According to Dr. Jayatissa, recent studies on diabetes reveal that a considerable percentage of the population is pre-diabetic, including the youth and 1/3rd of the diabetic populace goes undetected. “Today we cannot assume that one is more vulnerable to diabetes after the age of 40 years because the dietary patterns and sedentary lifestyle have dramatically altered the situation,” adds Dr. Jayatissa who further cites that the hitherto less vulnerable rural population today too claims a diabetic segment of 15%.

A global epidemic
The prevalence of low birth weight (less than 2.5 kg) in Sri Lanka which amounts to nearly 18% has largely contributed to diabetes raising its head in childhood and adolescence. These babies programme in such a way to cope with the limited quantity of insulin. When they become adults and are overfed, they cannot cope with such situations due to inadequate amount of insulin. The failure to maintain the normal blood sugar levels in adulthood precipitate diabetes and the numbers of such cases seem to be accelerating in the country according to Dr. Jayatissa.

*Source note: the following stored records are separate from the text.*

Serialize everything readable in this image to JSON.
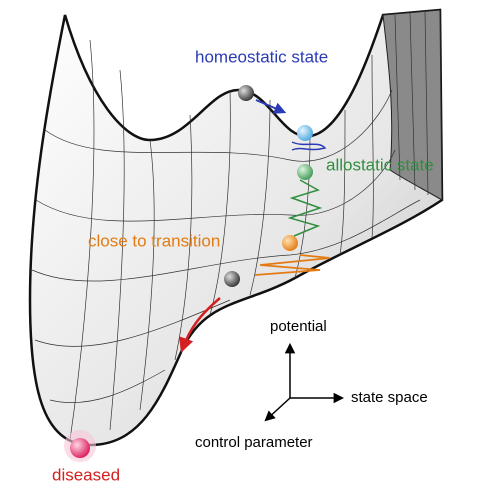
{
  "states": [
    {
      "label": "homeostatic state"
    },
    {
      "label": "allostatic state"
    },
    {
      "label": "close to transition"
    },
    {
      "label": "diseased"
    }
  ],
  "axes": {
    "vertical": "potential",
    "horizontal": "state space",
    "depth": "control parameter"
  }
}
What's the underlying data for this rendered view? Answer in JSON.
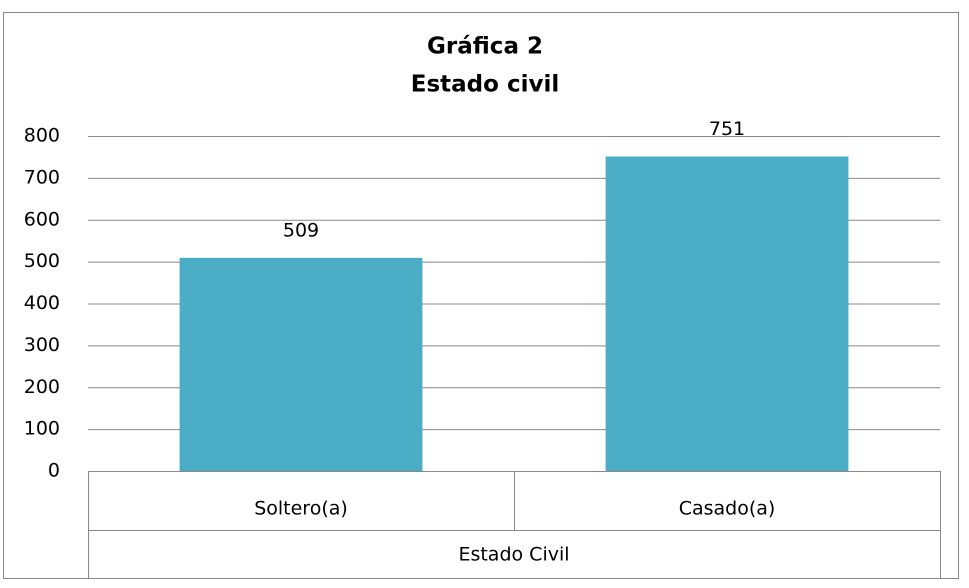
{
  "chart_data": {
    "type": "bar",
    "title": "Gráfica 2",
    "subtitle": "Estado civil",
    "x_label": "Estado Civil",
    "categories": [
      "Soltero(a)",
      "Casado(a)"
    ],
    "values": [
      509,
      751
    ],
    "color": "#4bacc6",
    "ylim": [
      0,
      800
    ],
    "yticks": [
      0,
      100,
      200,
      300,
      400,
      500,
      600,
      700,
      800
    ],
    "grid": true
  }
}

Empowerment is vital in the management of diabetics which is fast becoming an epidemic globally. As estimated by the WHO, presently more than 200 million people worldwide are living with the disease and each year another seven million develop it. Altering the dietary patterns and lifestyle are the keys to diabetes management. Medical checkups to assess individual levels of diabetes are of immense help in preventing the disease, especially if one claims a family history of diabetes or falling into the pre-diabetes range. “With more people engaged in sedentary occupations today, we strongly recommend over-weight individuals, over 18 years to be assessed for diabetes,” advices Dr. Jayatissa.

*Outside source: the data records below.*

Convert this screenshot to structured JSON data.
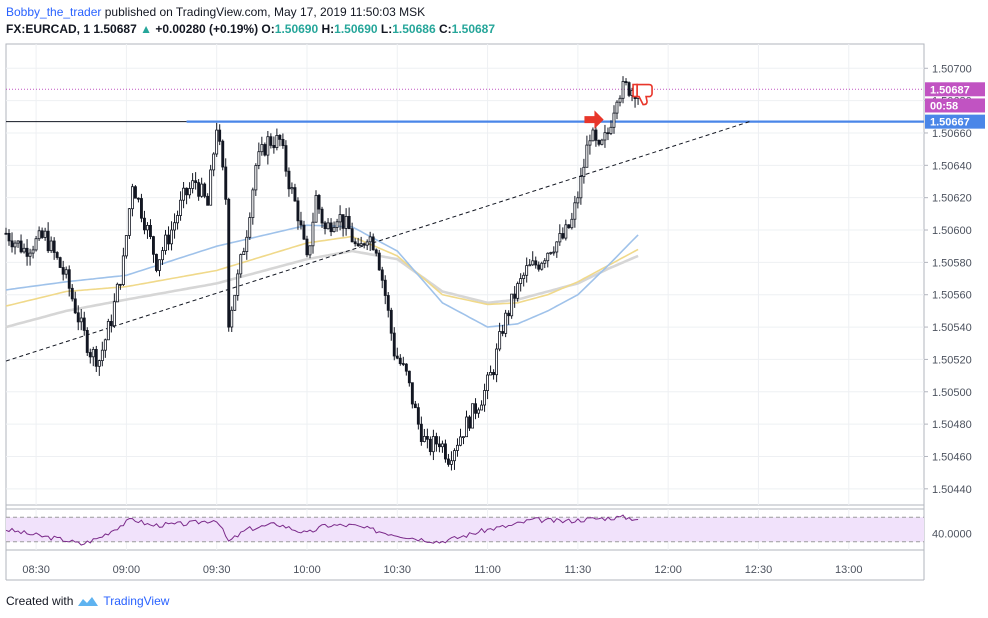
{
  "header": {
    "author": "Bobby_the_trader",
    "published": "published on TradingView.com, May 17, 2019 11:50:03 MSK",
    "symbol": "FX:EURCAD, 1",
    "last": "1.50687",
    "arrow": "▲",
    "change": "+0.00280 (+0.19%)",
    "o_label": "O:",
    "o_value": "1.50690",
    "h_label": "H:",
    "h_value": "1.50690",
    "l_label": "L:",
    "l_value": "1.50686",
    "c_label": "C:",
    "c_value": "1.50687"
  },
  "footer": {
    "created": "Created with",
    "brand": "TradingView",
    "logo_icon": "tradingview-logo-icon"
  },
  "chart_data": {
    "type": "candlestick",
    "instrument": "FX:EURCAD",
    "interval": "1",
    "price_ticks": [
      "1.50700",
      "1.50680",
      "1.50660",
      "1.50640",
      "1.50620",
      "1.50600",
      "1.50580",
      "1.50560",
      "1.50540",
      "1.50520",
      "1.50500",
      "1.50480",
      "1.50460",
      "1.50440"
    ],
    "ylim": [
      1.5043,
      1.50715
    ],
    "time_ticks": [
      "08:30",
      "09:00",
      "09:30",
      "10:00",
      "10:30",
      "11:00",
      "11:30",
      "12:00",
      "12:30",
      "13:00"
    ],
    "xlim_minutes_from_0820": [
      0,
      305
    ],
    "price_labels": [
      {
        "text": "1.50687",
        "value": 1.50687,
        "color": "#c153c2"
      },
      {
        "text": "00:58",
        "value": 1.50677,
        "color": "#c153c2"
      },
      {
        "text": "1.50667",
        "value": 1.50667,
        "color": "#4a86e8"
      }
    ],
    "resistance_level": 1.50667,
    "trendline": {
      "from": [
        "08:20",
        1.50519
      ],
      "to": [
        "12:27",
        1.50667
      ],
      "style": "dashed"
    },
    "close_path_keypoints": [
      [
        "08:20",
        1.50598
      ],
      [
        "08:26",
        1.50588
      ],
      [
        "08:33",
        1.50596
      ],
      [
        "08:40",
        1.5057
      ],
      [
        "08:45",
        1.5054
      ],
      [
        "08:48",
        1.50525
      ],
      [
        "08:51",
        1.5052
      ],
      [
        "08:55",
        1.50545
      ],
      [
        "08:59",
        1.5058
      ],
      [
        "09:02",
        1.5063
      ],
      [
        "09:07",
        1.506
      ],
      [
        "09:10",
        1.5058
      ],
      [
        "09:15",
        1.506
      ],
      [
        "09:19",
        1.5062
      ],
      [
        "09:23",
        1.5063
      ],
      [
        "09:27",
        1.50615
      ],
      [
        "09:30",
        1.50665
      ],
      [
        "09:33",
        1.5062
      ],
      [
        "09:34",
        1.50545
      ],
      [
        "09:37",
        1.5057
      ],
      [
        "09:40",
        1.506
      ],
      [
        "09:43",
        1.5064
      ],
      [
        "09:47",
        1.50655
      ],
      [
        "09:51",
        1.50655
      ],
      [
        "09:54",
        1.5063
      ],
      [
        "09:57",
        1.5061
      ],
      [
        "10:00",
        1.5058
      ],
      [
        "10:03",
        1.5062
      ],
      [
        "10:06",
        1.506
      ],
      [
        "10:10",
        1.5061
      ],
      [
        "10:14",
        1.506
      ],
      [
        "10:17",
        1.50585
      ],
      [
        "10:20",
        1.50598
      ],
      [
        "10:23",
        1.5059
      ],
      [
        "10:26",
        1.5056
      ],
      [
        "10:29",
        1.50525
      ],
      [
        "10:33",
        1.5051
      ],
      [
        "10:37",
        1.5048
      ],
      [
        "10:40",
        1.50465
      ],
      [
        "10:44",
        1.5047
      ],
      [
        "10:47",
        1.5046
      ],
      [
        "10:50",
        1.5047
      ],
      [
        "10:53",
        1.5048
      ],
      [
        "10:56",
        1.5049
      ],
      [
        "10:59",
        1.505
      ],
      [
        "11:02",
        1.50515
      ],
      [
        "11:05",
        1.5054
      ],
      [
        "11:09",
        1.5056
      ],
      [
        "11:13",
        1.50575
      ],
      [
        "11:17",
        1.5058
      ],
      [
        "11:21",
        1.5059
      ],
      [
        "11:25",
        1.50595
      ],
      [
        "11:28",
        1.50605
      ],
      [
        "11:31",
        1.5063
      ],
      [
        "11:34",
        1.5066
      ],
      [
        "11:37",
        1.50648
      ],
      [
        "11:40",
        1.5066
      ],
      [
        "11:43",
        1.50685
      ],
      [
        "11:46",
        1.50688
      ],
      [
        "11:50",
        1.50687
      ]
    ],
    "ma_blue_keypoints": [
      [
        "08:20",
        1.50563
      ],
      [
        "08:40",
        1.50568
      ],
      [
        "09:00",
        1.50572
      ],
      [
        "09:30",
        1.5059
      ],
      [
        "10:00",
        1.50603
      ],
      [
        "10:15",
        1.50602
      ],
      [
        "10:30",
        1.50587
      ],
      [
        "10:45",
        1.50555
      ],
      [
        "11:00",
        1.5054
      ],
      [
        "11:10",
        1.50542
      ],
      [
        "11:20",
        1.5055
      ],
      [
        "11:30",
        1.5056
      ],
      [
        "11:40",
        1.50578
      ],
      [
        "11:50",
        1.50597
      ]
    ],
    "ma_yellow_keypoints": [
      [
        "08:20",
        1.50553
      ],
      [
        "08:40",
        1.50562
      ],
      [
        "09:00",
        1.50565
      ],
      [
        "09:30",
        1.50575
      ],
      [
        "10:00",
        1.50592
      ],
      [
        "10:15",
        1.50596
      ],
      [
        "10:30",
        1.50584
      ],
      [
        "10:45",
        1.5056
      ],
      [
        "11:00",
        1.50554
      ],
      [
        "11:10",
        1.50555
      ],
      [
        "11:20",
        1.5056
      ],
      [
        "11:30",
        1.50568
      ],
      [
        "11:40",
        1.50578
      ],
      [
        "11:50",
        1.50588
      ]
    ],
    "ma_gray_keypoints": [
      [
        "08:20",
        1.5054
      ],
      [
        "08:40",
        1.5055
      ],
      [
        "09:00",
        1.50557
      ],
      [
        "09:30",
        1.50567
      ],
      [
        "10:00",
        1.50582
      ],
      [
        "10:15",
        1.50587
      ],
      [
        "10:30",
        1.50582
      ],
      [
        "10:45",
        1.50562
      ],
      [
        "11:00",
        1.50555
      ],
      [
        "11:10",
        1.50557
      ],
      [
        "11:20",
        1.50562
      ],
      [
        "11:30",
        1.50567
      ],
      [
        "11:40",
        1.50576
      ],
      [
        "11:50",
        1.50584
      ]
    ],
    "oscillator": {
      "label": "40.0000",
      "band_upper": 60,
      "band_lower": 30,
      "level": 40,
      "keypoints": [
        [
          "08:20",
          45
        ],
        [
          "08:30",
          38
        ],
        [
          "08:40",
          32
        ],
        [
          "08:45",
          27
        ],
        [
          "08:51",
          35
        ],
        [
          "09:02",
          58
        ],
        [
          "09:08",
          50
        ],
        [
          "09:20",
          52
        ],
        [
          "09:30",
          57
        ],
        [
          "09:34",
          30
        ],
        [
          "09:40",
          45
        ],
        [
          "09:50",
          52
        ],
        [
          "10:00",
          40
        ],
        [
          "10:06",
          50
        ],
        [
          "10:15",
          50
        ],
        [
          "10:25",
          42
        ],
        [
          "10:35",
          35
        ],
        [
          "10:44",
          30
        ],
        [
          "10:50",
          35
        ],
        [
          "11:00",
          45
        ],
        [
          "11:08",
          50
        ],
        [
          "11:15",
          57
        ],
        [
          "11:25",
          55
        ],
        [
          "11:35",
          58
        ],
        [
          "11:45",
          60
        ],
        [
          "11:50",
          58
        ]
      ]
    }
  }
}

Moderation – The golden rule
Eating in a selective manner in selective quantities is the cardinal rule in ‘beating’ diabetes with physical activity to complete it. “Apart from engaging in sporting activities or seeking a gym, there are common household activities that one can incorporate into daily routine,” says Dr. Jayatissa who identifies washing the vehicle, sweeping, stair walking and mopping as some of the commonest activities.
In the multi-ethnic locale we inhabit in, festivals are very much an integral part of the Sri Lankan culture and Beating Diabetes offers practical tips in enjoying the delicacies unique to each festival in moderation. “Most of the traditional delicacies contain a high level of sugar and fat and diabetics should be conscious of portion-control,” stresses Dr. Jayatissa who warns against excessive intakes of sweetened beverages and foods with high glycaemic food (GI) foods such as biscuits, pastries, etc.

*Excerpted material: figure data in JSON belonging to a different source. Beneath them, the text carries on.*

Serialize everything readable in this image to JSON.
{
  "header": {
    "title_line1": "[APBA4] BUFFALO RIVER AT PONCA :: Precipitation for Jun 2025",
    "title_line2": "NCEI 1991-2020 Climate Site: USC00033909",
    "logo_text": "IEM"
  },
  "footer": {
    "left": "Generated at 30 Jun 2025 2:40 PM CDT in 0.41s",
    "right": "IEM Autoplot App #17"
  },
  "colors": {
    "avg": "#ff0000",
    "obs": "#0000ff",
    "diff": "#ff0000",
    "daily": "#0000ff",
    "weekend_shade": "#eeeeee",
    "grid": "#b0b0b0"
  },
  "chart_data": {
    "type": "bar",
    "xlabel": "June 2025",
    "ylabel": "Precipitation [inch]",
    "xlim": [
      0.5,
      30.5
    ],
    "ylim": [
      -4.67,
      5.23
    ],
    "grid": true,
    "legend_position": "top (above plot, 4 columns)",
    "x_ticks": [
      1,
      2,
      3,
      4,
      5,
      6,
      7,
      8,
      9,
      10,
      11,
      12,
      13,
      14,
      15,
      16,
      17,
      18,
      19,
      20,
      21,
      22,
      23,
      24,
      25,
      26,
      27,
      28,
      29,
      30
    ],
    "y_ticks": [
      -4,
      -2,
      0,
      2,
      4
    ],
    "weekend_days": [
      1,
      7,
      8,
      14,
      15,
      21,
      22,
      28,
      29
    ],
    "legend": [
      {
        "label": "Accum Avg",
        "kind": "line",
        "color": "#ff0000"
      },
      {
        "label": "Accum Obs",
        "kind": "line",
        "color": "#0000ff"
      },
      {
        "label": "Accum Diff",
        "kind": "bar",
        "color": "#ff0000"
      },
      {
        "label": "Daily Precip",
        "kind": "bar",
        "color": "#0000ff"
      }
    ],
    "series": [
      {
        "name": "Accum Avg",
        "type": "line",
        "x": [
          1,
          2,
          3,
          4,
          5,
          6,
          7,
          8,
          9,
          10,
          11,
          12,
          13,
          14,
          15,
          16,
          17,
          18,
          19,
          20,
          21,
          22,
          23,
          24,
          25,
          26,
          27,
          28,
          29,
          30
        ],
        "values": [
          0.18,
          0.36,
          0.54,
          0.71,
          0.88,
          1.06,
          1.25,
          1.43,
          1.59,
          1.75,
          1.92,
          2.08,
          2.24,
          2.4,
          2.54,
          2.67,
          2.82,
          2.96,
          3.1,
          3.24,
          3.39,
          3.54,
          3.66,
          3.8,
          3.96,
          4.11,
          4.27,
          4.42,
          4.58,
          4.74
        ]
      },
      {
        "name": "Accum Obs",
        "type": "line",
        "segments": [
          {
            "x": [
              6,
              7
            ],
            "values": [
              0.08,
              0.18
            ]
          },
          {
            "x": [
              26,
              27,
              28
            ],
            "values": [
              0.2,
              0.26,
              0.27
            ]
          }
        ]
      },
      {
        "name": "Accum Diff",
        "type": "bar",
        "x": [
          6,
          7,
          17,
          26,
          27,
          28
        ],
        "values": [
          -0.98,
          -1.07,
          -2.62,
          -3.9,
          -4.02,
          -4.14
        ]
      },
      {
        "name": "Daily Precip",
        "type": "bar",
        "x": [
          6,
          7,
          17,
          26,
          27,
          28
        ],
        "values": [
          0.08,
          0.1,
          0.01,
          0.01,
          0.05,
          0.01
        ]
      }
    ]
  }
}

Food manufacturing policies
Obligations on the part of the food manufacturers in addressing diabetes is a timely need believes Dr. Jayatissa who draws fine illustrations from sweetened beverages which often attract children. “As a country our palates are more geared to sweets and there should be policies concerning food manufacturers in reducing the sugar levels which are presently found in excess,” she opines adding that the Ministry of Health is to spearhead a sugar reduction strategy as a policy to control the high consumption of sugar in collaboration with food manufacturers. Stressing on the importance of reading food labels prior to purchasing processed food items, Dr. Jayatissa said in conclusion, “will give a clear idea to the consumer of the amount of sugar in each food item. Traffic light labeling is the other aspect to create awareness among consumers with red, amber and green. It will help to identify the food items with recommended amount of sugar without much hassle in reading labels.”